Aber ist der Rekurs aufs Gemeinwohl nicht wirklich eine Ideologie, die von den herrschenden Eliten immer dann in Stellung gebracht wird, wenn es gilt, Lasten auf die Minderbemittelten abzuwälzen? Zweifellos. Aber solche Manöver sind nur deswegen erfolgreich, weil allem Anschein zum Trotz staatsbürgerliche Tugend nicht nur scheinheilig von den Politikern eingefordert wird, sondern in der Gesellschaft tatsächlich normativ wirkt. Es handelt sich hierbei nicht um ein Bewusstseinsrelikt aus der Zeit vor dem entwickelten Kapitalismus. Gerade die Geschichte der wichtigsten zivilgesellschaftlichen Initiativen, die Ökologie-, die Frauen- und Friedensbewegung wie auch die Solidaritätsbewegung für die unterentwickelt gehaltenen Länder der „Dritten Welt“ zeigen, dass hier eine starke normgenerierende Kraft am Werk ist. Diese Kraft erschöpft sich nicht in einem antipolitischen Wertebewusstsein, das die Bürgergesellschaft abstrakt gegen „den Staat“ setzt. Die „zivilgesellschaftlichen“ Bewegungen halten zwar in der Regel kritische Distanz zum Staatshandeln, beeinflussen dieses aber durch politische Ideenmobilisierung, durch neue Formen politischer Assoziation und durch die neuen Bürgerwerte, die in ihnen ihren Ausdruck finden. Wo ständig „deliberiert“, also öffentlich beraten wird, wächst der Begründungszwang innerhalb der politischen Eliten. Auch hier handelt es sich um die Artikulation von Interessen. Aber die sind anschlussfähig, sind in der Lage, den Horizont von Gruppen- beziehungsweise nationalen Interessen zu überwinden.

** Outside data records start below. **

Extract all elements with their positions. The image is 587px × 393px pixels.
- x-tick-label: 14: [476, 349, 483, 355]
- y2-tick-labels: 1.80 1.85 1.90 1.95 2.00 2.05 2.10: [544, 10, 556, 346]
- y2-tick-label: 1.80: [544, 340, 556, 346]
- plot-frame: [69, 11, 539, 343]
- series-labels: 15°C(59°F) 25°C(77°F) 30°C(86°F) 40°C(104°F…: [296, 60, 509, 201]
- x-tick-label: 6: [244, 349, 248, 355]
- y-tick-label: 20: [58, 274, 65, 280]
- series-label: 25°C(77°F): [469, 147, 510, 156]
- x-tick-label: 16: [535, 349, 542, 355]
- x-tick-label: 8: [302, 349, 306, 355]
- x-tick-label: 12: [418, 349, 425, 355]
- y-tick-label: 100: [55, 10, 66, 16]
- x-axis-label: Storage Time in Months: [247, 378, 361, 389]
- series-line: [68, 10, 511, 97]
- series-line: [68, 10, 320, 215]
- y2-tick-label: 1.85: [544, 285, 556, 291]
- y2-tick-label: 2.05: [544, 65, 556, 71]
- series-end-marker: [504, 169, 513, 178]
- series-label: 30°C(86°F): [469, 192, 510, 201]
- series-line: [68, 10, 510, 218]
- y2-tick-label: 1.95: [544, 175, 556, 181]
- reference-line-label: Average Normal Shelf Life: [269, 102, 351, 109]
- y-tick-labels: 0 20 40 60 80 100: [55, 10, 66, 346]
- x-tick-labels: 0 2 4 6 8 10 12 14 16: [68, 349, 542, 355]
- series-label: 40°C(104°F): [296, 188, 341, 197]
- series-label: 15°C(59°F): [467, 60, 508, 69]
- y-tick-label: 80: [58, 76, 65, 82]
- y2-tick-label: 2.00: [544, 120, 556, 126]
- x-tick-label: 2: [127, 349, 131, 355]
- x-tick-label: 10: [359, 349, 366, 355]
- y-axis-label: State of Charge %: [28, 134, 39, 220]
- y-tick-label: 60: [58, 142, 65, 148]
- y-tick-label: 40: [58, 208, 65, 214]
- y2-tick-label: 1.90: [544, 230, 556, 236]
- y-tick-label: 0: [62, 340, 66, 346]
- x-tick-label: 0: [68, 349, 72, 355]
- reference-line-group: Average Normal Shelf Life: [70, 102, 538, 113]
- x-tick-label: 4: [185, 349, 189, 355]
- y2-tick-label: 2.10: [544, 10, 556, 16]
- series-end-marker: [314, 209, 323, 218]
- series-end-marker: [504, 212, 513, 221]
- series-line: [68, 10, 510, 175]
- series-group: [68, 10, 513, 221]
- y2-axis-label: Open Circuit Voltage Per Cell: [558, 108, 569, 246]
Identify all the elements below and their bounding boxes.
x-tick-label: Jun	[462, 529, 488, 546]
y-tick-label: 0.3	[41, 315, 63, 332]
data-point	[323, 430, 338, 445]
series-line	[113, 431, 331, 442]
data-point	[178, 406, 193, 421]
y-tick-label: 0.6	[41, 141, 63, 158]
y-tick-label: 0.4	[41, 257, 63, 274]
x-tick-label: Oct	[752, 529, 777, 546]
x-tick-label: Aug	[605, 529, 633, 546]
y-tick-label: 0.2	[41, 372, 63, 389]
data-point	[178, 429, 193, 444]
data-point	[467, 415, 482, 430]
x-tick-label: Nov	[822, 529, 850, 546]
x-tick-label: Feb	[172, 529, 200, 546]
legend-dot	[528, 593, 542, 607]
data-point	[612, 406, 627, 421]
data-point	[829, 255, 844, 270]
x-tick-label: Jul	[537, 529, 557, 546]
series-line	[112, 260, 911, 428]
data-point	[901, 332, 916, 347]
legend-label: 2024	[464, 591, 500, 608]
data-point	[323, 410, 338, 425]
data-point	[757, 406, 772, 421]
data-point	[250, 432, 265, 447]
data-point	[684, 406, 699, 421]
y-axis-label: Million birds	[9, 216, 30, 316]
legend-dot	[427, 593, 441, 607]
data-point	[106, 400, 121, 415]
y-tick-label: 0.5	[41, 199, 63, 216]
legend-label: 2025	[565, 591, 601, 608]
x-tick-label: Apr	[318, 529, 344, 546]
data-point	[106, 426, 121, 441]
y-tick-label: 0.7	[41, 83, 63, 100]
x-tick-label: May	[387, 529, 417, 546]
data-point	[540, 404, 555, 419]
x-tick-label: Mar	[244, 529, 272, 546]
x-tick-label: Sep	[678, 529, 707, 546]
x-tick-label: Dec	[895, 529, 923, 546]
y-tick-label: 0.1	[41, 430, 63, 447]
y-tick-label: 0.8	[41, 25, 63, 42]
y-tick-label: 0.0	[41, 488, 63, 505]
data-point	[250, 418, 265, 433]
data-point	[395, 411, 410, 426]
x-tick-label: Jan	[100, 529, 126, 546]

Bezüglich des Gemeinwohls geizt unsere Verfassungmit Begriffen wie mit Aufgabenstellungen

Was ein Politiker darf und was er besser unterlässt, richtet sich deshalb nicht nach einem festliegenden „republikanischen“, das heißt auf das Gemeinwohl bezogenen Kodex, sondern spiegelt den Wandel gesellschaftlicher Wertorientierungen wider. Dass beispielsweise ein Politiker keinen verbilligten Kredit eines befreundeten Geldgebers annehmen darf, dass er nach Ausscheiden aus einem Staatsamt seine Beziehungen nicht in bare Münze umsetzen darf, ist nirgendwo vorgeschrieben, gilt aber trotzdem in der öffentlichen Meinung. Der Übermacht der Wirtschaft über die Politik folgt eine geschärfte Aufmerksamkeit des Publikums, eine neue Sensibilisierung für die realen Machtverhältnisse. Hieraus folgen Anforderungen, die sich nicht in Allgemeinplätzen über die Korruption der politischen Klasse erschöpfen. Melancholie hinsichtlich der Bürgertugenden ist also fehl am Platze.